Consider a scenario where a startup, grappling with financial strain, contemplated a substantial cut in operating expenses. The CEO confidently announced, 'Marketing has done an amazing job. We are well known in the market, so we can slash our marketing budget by 90%, take a 12 to 18-month pause, and nobody will notice.'

Putting aside the demoralizing effect, this short-sighted decision to ‘pause’ marketing raised vital questions about the value of marketing and unveiled common misconceptions at the C-level about its far-reaching impact. Despite financial constraints, a dramatic pause in marketing initiatives might spell the beginning of a downward spiral, particularly in B2B enterprises with extended sales cycles. It's worth noting that prudent reductions in marketing spend are feasible without resorting to a complete halt.

Marketing serves two critical functions: brand building and demand generation. From a brand perspective, going dark in the market can be detrimental. A brand's presence acts as a constant reminder to buyers, influencers, existing customers, and investors. It establishes credibility and reaffirms why the business exists, an essential aspect often overlooked in a crowded marketplace where competitors vie for attention.

In fact, Nielsen research has shown that sustained marketing efforts contribute significantly—between 10% and 35%—to a brand's equity. Moreover, a study by the Harvard Business Review revealed that companies sustaining or increasing their marketing during a recession achieved an average growth of 275% in the following five years, surpassing those that reduced their spending.

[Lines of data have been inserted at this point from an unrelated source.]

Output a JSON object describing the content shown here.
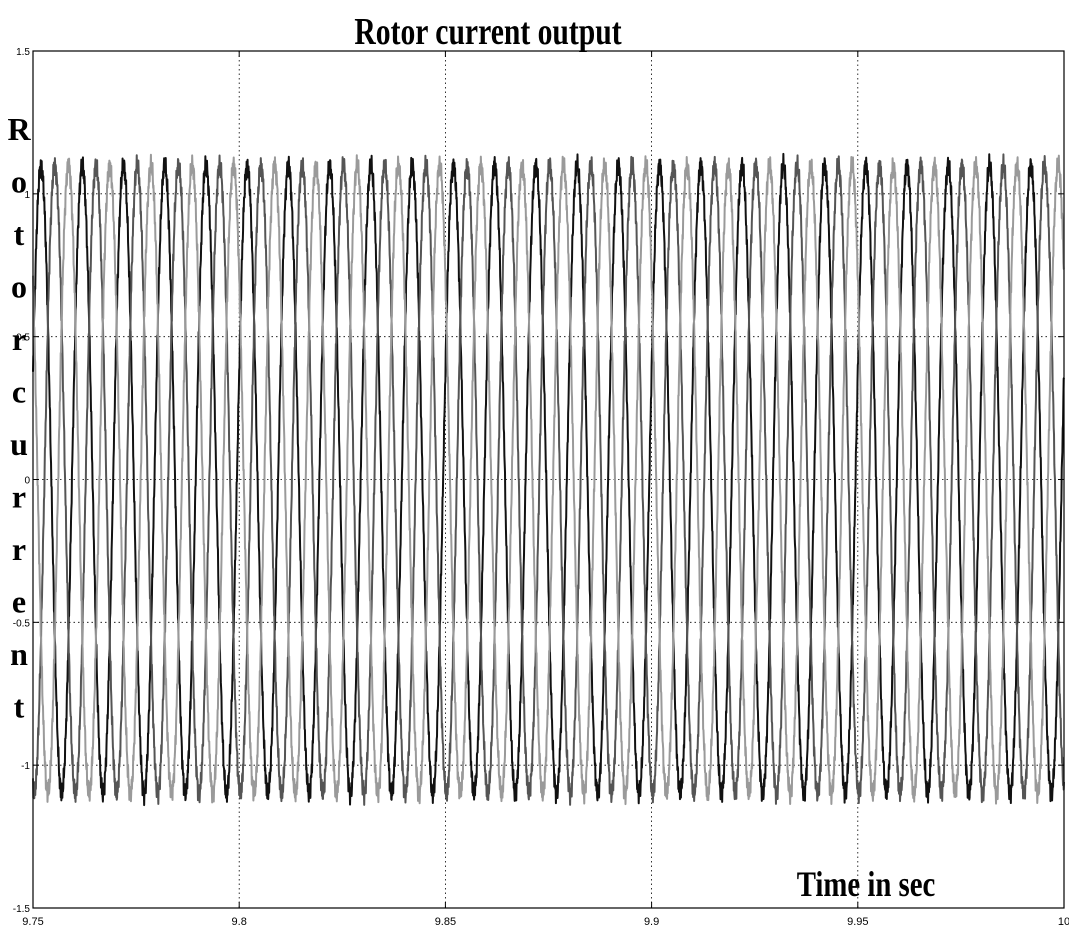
{
  "chart_data": {
    "type": "line",
    "title": "Rotor current output",
    "xlabel": "Time in sec",
    "ylabel": "Rotor current",
    "xlim": [
      9.75,
      10
    ],
    "ylim": [
      -1.5,
      1.5
    ],
    "xticks": [
      9.75,
      9.8,
      9.85,
      9.9,
      9.95,
      10
    ],
    "xtick_labels": [
      "9.75",
      "9.8",
      "9.85",
      "9.9",
      "9.95",
      "10"
    ],
    "yticks": [
      -1.5,
      -1,
      -0.5,
      0,
      0.5,
      1,
      1.5
    ],
    "ytick_labels": [
      "-1.5",
      "-1",
      "-0.5",
      "0",
      "0.5",
      "1",
      "1.5"
    ],
    "grid": true,
    "grid_style": "dotted",
    "series": [
      {
        "amplitude": 1.1,
        "frequency_hz": 100,
        "phase_deg": 0,
        "color": "#111111",
        "ripple": 0.025
      },
      {
        "amplitude": 1.1,
        "frequency_hz": 100,
        "phase_deg": -120,
        "color": "#555555",
        "ripple": 0.025
      },
      {
        "amplitude": 1.1,
        "frequency_hz": 100,
        "phase_deg": 120,
        "color": "#9a9a9a",
        "ripple": 0.025
      }
    ]
  }
}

In the realm of B2B environments, marketing activities don't always synchronize with the stages of a lead's progression through the sales cycle. After buyers recognize the necessity of a specific product or service, there are subsequent phases where they must develop the business case, secure funding, and deliberate on their purchasing options. Marketing's role in maintaining visibility during this crucial period is pivotal, and halting these efforts can markedly affect conversion rates.

Moreover, the absence of marketing activities impacts influencers, existing customers, and potential clients. Influencers, who scrutinize market viability daily, notice such lapses. Existing customers may second-guess their investment in the absence of ongoing brand reinforcement, leading to delayed implementation of existing purchases or a pause on additional investments—all potentially resulting in revenue loss for the company.

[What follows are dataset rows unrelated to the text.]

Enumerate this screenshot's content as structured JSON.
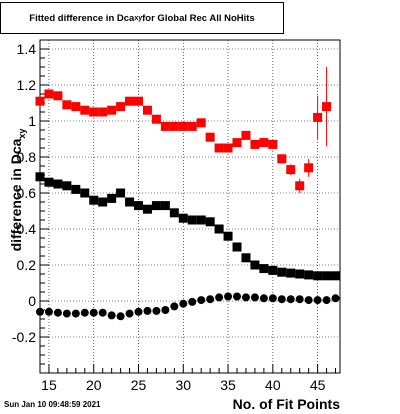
{
  "title": {
    "prefix": "Fitted difference in Dca",
    "sub": "xy",
    "suffix": " for Global Rec All NoHits"
  },
  "timestamp": "Sun Jan 10 09:48:59 2021",
  "chart_data": {
    "type": "scatter",
    "title": "Fitted difference in Dca_xy for Global Rec All NoHits",
    "xlabel": "No. of Fit Points",
    "ylabel": "difference in Dca_xy",
    "xlim": [
      14,
      47.5
    ],
    "ylim": [
      -0.4,
      1.45
    ],
    "xticks": [
      15,
      20,
      25,
      30,
      35,
      40,
      45
    ],
    "yticks": [
      -0.2,
      0,
      0.2,
      0.4,
      0.6,
      0.8,
      1,
      1.2,
      1.4
    ],
    "grid": true,
    "series": [
      {
        "color": "#ff0000",
        "marker": "square",
        "x": [
          14,
          15,
          16,
          17,
          18,
          19,
          20,
          21,
          22,
          23,
          24,
          25,
          26,
          27,
          28,
          29,
          30,
          31,
          32,
          33,
          34,
          35,
          36,
          37,
          38,
          39,
          40,
          41,
          42,
          43,
          44,
          45,
          46
        ],
        "y": [
          1.11,
          1.15,
          1.14,
          1.09,
          1.08,
          1.06,
          1.05,
          1.05,
          1.06,
          1.08,
          1.11,
          1.11,
          1.06,
          1.01,
          0.97,
          0.97,
          0.97,
          0.97,
          0.99,
          0.91,
          0.85,
          0.85,
          0.88,
          0.92,
          0.87,
          0.88,
          0.87,
          0.79,
          0.73,
          0.64,
          0.74,
          1.02,
          1.08
        ],
        "yerr": [
          0,
          0,
          0,
          0,
          0,
          0,
          0,
          0,
          0,
          0,
          0,
          0,
          0,
          0,
          0,
          0,
          0,
          0,
          0,
          0,
          0,
          0,
          0,
          0,
          0,
          0,
          0,
          0,
          0.03,
          0.04,
          0.05,
          0.12,
          0.22
        ]
      },
      {
        "color": "#000000",
        "marker": "square",
        "x": [
          14,
          15,
          16,
          17,
          18,
          19,
          20,
          21,
          22,
          23,
          24,
          25,
          26,
          27,
          28,
          29,
          30,
          31,
          32,
          33,
          34,
          35,
          36,
          37,
          38,
          39,
          40,
          41,
          42,
          43,
          44,
          45,
          46,
          47
        ],
        "y": [
          0.69,
          0.66,
          0.65,
          0.64,
          0.62,
          0.6,
          0.56,
          0.55,
          0.57,
          0.6,
          0.55,
          0.53,
          0.51,
          0.53,
          0.53,
          0.49,
          0.46,
          0.45,
          0.45,
          0.44,
          0.4,
          0.36,
          0.3,
          0.24,
          0.2,
          0.18,
          0.17,
          0.16,
          0.155,
          0.15,
          0.145,
          0.14,
          0.14,
          0.14
        ]
      },
      {
        "color": "#000000",
        "marker": "circle",
        "x": [
          14,
          15,
          16,
          17,
          18,
          19,
          20,
          21,
          22,
          23,
          24,
          25,
          26,
          27,
          28,
          29,
          30,
          31,
          32,
          33,
          34,
          35,
          36,
          37,
          38,
          39,
          40,
          41,
          42,
          43,
          44,
          45,
          46,
          47
        ],
        "y": [
          -0.06,
          -0.06,
          -0.065,
          -0.07,
          -0.07,
          -0.065,
          -0.065,
          -0.065,
          -0.08,
          -0.085,
          -0.07,
          -0.06,
          -0.055,
          -0.055,
          -0.05,
          -0.03,
          -0.015,
          -0.005,
          0.005,
          0.01,
          0.02,
          0.025,
          0.025,
          0.02,
          0.02,
          0.015,
          0.015,
          0.01,
          0.01,
          0.01,
          0.005,
          0.005,
          0.005,
          0.015
        ]
      }
    ]
  }
}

From the demand generation perspective, marketing serves as a bridge between prospects and sales, nurturing relationships and providing insights to the product and service. Meaningful client relationship building cannot be achieved with fancy meals or prestigious golf courses; it needs to be fostered through regular, consistent touchpoints across diverse marketing channels. Beyond aiding conversion, demand generation campaigns are crucial for filling the pipeline with new leads. Acquiring fresh leads is usually accomplished through multifaceted marketing programs involving leveraging third-party customer bases and close collaboration between marketing and inside sales teams.

According to McKinsey & Company's June 2023 report, "Beyond belt-tightening: How marketing can drive resiliency during uncertain times," the statement stands out: “During tough times, marketing is often the first to be trimmed, but that’s a shortsighted approach. Instead, companies can invest in marketing as a key to long-term growth.”

This underlines the critical need to recognize the role of marketing in upholding brand presence and driving market demand, highlighting the imperative for sustained investment even during challenging times. Pausing marketing initiatives, especially in crises, demands careful consideration due to its potential business repercussions.